CH2M Hill Builds Up Tsunami-torn Sri Lanka and Maldives

Nearly four years after a 9.2 earthquake off the Sumatra coastline completely devastated the lives, land, and infrastructure of the people of Sri Lanka and the Maldives, great progress and hope is being realized as families and economies are pieced back together, according to a Nov. 12 press release.

Funding from the U.S. Agency for International Development (USAID) and the work of global engineering, construction, and operations firm, CH2M Hill have paired to rebuild better the infrastructure in these locations.

Rebecca Cohn, USAID mission director , said, "USAID's Tsunami Reconstruction Program consists of projects specially targeted to spur economic growth in Sri Lanka and assist local communities to grow their economies and recover from the devastating 2004 tsunami. These projects include construction of a new bridge over Arugam Bay, reconstruction or rehabilitation of nine vocational schools, installation of improved water supply systems, and reconstruction and upgrades of three damaged fishing harbors." In addition to the fishing harbors, CH2M Hill was involved in • Building water treatment plants to supply potable water to 40,000 people – something that didn't exist before.

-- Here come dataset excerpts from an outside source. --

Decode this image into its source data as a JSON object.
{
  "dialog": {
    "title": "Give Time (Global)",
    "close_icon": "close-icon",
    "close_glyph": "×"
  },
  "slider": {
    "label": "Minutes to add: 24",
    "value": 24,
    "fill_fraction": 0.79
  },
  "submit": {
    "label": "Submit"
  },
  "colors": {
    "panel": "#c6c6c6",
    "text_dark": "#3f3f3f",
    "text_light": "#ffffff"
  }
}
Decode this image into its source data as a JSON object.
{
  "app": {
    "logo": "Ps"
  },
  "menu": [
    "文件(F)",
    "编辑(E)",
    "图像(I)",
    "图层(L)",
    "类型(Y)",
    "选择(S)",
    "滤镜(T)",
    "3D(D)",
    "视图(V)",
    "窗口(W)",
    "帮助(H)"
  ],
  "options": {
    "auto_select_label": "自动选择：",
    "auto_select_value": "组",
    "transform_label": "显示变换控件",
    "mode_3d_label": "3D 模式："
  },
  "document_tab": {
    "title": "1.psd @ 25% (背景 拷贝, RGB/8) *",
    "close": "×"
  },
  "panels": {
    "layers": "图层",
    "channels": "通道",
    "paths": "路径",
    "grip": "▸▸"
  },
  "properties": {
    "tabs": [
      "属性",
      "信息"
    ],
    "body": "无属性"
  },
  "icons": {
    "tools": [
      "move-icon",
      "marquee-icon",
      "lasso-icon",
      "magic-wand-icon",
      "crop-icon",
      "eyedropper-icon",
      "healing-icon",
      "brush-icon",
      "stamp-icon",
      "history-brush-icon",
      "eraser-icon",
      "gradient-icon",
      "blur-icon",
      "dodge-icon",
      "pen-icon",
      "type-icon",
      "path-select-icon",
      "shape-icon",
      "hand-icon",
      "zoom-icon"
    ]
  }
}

• Designing, constructing, and operations training for two seawater reverse osmosis facilities in Maldives. The plants provided the first-ever treated water supply for the 8,000 island residents.

On Oct. 26, CH2M Hill with USAID successfully launched the seventh of nine Vocational Education Training Centers to be opened in Sri Lanka, which will teach 40 different skill trades for 2,000 students a year, enabling the country to become both completely self-sufficient and successful. Trades in high demand are apparel, masonry, plumbing, welding, engine repair, carpentry and IT.